Hopefully this test may eliminate the beans as an issue. Of course, if you have managed to get hold of some beans you are familiar with and had good results with then this would be a better way of determining if its a grinder problem or the limitations of beans & grinder.

Also, getting a known coffee and trying to pour a good shot with that would eliminate any potential issues in the coffee machine itself clouding the issue.

Pm me if you want to try sending me the beans to test on mine.

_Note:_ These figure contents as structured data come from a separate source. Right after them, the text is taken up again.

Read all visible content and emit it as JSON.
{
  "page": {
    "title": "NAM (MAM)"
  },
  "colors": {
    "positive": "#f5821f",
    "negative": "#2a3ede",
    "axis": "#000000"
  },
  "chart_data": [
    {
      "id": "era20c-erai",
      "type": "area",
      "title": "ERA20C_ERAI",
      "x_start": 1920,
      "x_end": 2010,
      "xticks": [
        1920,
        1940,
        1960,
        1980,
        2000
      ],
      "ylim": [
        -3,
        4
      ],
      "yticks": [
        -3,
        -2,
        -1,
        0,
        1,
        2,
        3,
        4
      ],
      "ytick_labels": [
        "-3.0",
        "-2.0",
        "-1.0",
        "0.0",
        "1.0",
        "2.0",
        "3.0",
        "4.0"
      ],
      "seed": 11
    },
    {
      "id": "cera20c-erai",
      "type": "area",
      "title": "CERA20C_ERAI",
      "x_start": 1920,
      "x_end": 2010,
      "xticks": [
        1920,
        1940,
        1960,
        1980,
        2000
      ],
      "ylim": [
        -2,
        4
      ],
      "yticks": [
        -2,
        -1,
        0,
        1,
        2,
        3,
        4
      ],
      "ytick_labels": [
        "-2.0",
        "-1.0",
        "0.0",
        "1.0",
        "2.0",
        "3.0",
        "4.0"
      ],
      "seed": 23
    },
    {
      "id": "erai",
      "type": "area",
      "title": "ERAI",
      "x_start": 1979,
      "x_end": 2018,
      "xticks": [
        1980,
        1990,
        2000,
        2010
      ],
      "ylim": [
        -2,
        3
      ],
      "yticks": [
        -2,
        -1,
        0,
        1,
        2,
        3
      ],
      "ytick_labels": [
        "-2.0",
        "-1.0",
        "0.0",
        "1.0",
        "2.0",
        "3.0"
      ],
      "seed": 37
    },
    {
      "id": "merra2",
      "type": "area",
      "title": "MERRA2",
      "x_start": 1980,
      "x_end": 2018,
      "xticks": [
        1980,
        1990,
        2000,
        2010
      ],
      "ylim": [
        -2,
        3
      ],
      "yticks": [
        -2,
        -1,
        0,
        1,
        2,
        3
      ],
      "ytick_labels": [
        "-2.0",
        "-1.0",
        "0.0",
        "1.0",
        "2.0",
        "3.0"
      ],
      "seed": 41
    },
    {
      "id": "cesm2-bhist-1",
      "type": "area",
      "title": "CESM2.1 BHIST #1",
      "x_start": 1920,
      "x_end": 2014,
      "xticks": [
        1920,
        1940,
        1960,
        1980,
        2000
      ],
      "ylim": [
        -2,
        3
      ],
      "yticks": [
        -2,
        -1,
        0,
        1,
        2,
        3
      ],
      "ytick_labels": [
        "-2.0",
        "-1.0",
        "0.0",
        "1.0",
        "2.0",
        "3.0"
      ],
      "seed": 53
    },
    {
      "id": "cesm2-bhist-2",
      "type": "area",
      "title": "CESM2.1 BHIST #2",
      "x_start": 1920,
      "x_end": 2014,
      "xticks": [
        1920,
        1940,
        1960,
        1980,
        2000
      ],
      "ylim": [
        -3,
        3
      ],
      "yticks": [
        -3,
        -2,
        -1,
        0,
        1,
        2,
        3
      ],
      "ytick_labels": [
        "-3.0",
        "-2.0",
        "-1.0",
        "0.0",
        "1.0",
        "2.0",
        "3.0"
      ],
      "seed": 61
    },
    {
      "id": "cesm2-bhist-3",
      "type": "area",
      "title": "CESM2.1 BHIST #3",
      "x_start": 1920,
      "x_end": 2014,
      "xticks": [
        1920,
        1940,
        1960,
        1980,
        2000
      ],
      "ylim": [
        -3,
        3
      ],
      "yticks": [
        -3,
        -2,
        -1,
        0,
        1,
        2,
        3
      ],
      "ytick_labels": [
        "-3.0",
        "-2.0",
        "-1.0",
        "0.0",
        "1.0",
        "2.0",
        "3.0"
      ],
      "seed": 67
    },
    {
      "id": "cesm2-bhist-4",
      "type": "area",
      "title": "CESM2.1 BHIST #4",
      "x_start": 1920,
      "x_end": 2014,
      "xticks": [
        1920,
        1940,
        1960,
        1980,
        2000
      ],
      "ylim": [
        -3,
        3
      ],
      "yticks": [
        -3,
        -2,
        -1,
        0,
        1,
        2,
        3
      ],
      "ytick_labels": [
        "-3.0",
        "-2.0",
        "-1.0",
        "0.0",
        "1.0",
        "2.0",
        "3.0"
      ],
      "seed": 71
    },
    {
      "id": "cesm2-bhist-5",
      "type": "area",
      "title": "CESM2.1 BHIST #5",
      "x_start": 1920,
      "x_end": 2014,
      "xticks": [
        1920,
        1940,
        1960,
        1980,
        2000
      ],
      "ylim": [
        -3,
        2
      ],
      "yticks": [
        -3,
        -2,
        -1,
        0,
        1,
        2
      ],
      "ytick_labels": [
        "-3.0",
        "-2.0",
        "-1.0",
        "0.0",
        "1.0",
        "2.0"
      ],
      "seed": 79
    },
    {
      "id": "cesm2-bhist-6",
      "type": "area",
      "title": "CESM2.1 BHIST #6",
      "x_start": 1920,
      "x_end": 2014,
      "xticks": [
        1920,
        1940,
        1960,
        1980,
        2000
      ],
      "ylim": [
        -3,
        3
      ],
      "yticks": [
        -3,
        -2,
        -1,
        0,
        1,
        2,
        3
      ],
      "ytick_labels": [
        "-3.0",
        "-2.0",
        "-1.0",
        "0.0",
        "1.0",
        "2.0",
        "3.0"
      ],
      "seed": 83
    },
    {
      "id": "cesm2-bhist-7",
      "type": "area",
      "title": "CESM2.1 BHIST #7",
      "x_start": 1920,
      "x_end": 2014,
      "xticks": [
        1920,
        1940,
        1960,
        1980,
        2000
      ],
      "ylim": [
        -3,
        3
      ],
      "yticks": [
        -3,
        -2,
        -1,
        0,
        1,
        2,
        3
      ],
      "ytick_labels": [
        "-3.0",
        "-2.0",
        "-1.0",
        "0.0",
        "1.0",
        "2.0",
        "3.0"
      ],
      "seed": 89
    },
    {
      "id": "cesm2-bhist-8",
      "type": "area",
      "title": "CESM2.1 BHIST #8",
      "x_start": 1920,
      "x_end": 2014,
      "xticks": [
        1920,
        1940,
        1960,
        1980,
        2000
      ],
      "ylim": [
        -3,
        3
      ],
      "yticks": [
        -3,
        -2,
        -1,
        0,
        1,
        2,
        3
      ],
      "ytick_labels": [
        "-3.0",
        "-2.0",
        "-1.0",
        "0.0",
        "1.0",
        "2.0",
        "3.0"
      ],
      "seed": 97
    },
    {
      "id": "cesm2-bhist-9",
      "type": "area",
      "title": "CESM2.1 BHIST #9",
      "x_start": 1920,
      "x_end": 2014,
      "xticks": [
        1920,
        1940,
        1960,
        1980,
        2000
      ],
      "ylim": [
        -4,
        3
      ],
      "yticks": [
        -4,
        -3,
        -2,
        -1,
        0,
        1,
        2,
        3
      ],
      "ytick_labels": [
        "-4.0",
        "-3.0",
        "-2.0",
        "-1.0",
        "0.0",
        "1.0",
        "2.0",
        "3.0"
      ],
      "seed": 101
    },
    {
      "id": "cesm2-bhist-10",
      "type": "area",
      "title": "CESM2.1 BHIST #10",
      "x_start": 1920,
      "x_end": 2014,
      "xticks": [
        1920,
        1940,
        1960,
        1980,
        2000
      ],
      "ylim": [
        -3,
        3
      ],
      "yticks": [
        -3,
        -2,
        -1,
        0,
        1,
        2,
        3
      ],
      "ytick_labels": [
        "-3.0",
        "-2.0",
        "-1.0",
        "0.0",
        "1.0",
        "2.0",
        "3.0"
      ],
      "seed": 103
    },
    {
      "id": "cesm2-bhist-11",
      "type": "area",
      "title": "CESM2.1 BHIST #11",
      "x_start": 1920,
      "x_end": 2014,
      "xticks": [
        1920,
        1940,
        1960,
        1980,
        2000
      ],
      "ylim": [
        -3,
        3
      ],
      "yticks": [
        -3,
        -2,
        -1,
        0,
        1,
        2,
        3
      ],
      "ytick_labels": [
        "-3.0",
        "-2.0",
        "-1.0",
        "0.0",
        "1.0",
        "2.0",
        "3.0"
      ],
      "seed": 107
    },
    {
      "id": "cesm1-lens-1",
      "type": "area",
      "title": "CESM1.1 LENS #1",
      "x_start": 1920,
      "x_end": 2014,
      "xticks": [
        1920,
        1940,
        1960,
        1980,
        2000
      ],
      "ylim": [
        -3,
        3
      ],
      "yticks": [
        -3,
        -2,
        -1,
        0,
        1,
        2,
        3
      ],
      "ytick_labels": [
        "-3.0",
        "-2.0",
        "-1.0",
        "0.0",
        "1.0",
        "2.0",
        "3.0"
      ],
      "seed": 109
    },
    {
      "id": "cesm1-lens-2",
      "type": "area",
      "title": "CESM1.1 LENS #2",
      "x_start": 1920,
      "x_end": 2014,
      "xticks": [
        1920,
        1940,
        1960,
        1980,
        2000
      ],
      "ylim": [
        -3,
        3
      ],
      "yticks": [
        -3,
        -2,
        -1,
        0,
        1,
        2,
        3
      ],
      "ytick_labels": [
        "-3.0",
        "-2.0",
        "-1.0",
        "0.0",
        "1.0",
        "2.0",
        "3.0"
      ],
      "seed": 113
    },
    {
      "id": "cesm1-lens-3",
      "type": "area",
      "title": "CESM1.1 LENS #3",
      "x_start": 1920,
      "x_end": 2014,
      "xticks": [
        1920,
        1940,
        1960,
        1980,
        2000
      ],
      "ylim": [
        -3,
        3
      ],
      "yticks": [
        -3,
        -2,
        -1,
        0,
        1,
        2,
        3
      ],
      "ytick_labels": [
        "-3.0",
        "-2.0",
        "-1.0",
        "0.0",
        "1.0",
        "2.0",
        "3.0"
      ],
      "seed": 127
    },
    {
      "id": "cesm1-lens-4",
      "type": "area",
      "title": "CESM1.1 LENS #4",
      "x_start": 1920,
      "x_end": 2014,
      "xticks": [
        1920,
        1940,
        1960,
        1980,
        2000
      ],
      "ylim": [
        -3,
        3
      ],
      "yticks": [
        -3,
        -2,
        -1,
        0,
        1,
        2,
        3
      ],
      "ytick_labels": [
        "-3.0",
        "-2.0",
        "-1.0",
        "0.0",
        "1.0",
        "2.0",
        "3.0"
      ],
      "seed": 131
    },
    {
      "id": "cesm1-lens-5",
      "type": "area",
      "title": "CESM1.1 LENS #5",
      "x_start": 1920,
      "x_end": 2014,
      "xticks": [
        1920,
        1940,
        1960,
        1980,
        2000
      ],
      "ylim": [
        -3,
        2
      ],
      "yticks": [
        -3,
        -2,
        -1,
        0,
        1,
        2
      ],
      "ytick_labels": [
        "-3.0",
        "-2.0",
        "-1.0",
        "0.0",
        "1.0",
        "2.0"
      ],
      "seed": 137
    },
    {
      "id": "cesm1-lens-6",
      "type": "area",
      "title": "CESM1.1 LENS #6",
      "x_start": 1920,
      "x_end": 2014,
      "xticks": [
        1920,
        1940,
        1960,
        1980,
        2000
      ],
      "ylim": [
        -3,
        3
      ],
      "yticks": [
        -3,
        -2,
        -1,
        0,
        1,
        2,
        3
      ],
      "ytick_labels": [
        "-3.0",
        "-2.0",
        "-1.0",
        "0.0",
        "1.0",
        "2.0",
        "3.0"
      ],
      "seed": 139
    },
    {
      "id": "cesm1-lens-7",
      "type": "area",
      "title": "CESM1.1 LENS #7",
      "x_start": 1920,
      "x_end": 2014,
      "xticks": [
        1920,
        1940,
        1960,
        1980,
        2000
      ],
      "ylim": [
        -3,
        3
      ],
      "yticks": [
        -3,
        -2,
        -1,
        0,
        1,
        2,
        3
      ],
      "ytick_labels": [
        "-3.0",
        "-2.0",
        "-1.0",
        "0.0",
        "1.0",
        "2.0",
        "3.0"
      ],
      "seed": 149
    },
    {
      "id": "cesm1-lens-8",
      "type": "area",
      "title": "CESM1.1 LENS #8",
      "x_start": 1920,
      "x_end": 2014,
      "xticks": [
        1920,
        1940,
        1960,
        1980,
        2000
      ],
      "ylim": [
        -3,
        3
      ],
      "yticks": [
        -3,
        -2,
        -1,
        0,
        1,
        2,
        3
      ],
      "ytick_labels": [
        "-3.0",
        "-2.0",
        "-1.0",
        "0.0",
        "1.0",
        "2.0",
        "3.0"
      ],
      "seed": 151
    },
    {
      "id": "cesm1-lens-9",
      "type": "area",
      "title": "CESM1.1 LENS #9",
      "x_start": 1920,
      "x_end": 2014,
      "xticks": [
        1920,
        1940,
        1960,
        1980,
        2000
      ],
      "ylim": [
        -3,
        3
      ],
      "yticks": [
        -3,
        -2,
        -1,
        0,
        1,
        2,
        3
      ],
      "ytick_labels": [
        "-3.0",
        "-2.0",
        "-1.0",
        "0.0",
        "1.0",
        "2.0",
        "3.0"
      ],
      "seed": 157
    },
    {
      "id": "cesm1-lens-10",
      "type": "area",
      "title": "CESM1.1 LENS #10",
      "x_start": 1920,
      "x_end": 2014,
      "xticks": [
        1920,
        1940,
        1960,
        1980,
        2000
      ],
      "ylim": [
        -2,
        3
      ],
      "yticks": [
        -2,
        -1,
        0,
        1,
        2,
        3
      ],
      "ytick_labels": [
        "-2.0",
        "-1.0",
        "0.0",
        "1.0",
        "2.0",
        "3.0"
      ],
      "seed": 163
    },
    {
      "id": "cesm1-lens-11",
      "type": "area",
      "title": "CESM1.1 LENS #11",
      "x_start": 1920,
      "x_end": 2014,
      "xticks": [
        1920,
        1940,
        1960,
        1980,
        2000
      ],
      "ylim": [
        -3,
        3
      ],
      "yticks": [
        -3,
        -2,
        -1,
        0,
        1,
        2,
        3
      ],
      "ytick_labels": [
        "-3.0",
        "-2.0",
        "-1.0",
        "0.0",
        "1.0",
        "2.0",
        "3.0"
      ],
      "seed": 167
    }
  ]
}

But it would be good to hear how you get on with a known set of beans.

Good luck!


----------



## Nod (Sep 7, 2013)

i realise this thread has pretty much closed but i wanted to add that i think this was a bean issue due to it being high quality pacamara. i have a versalab m3 - pretty good grinder - and i could not really grind this bean fine enough - even with the burrs slightly touching. if we put that with the other feedback that EK43 and other top grinders were all on zero - conclusion - it was the bean - the mignon did not have a chance. forget about this bean for espresso and drink it brewed and try again with the next bean - i am sure it will be fine.


----------



## espressobhoy (Apr 4, 2016)

Did you ever find a solution to your issue with the mignon?


----------



## ohms (Jan 22, 2018)

espressobhoy said:


> Did you ever find a solution to your issue with the mignon?


I'm also curious what the outcome to this was!


----------



## Deejaysuave (Jan 26, 2015)

Sadly not... ending up EBaying it for non-espresso use only!


----------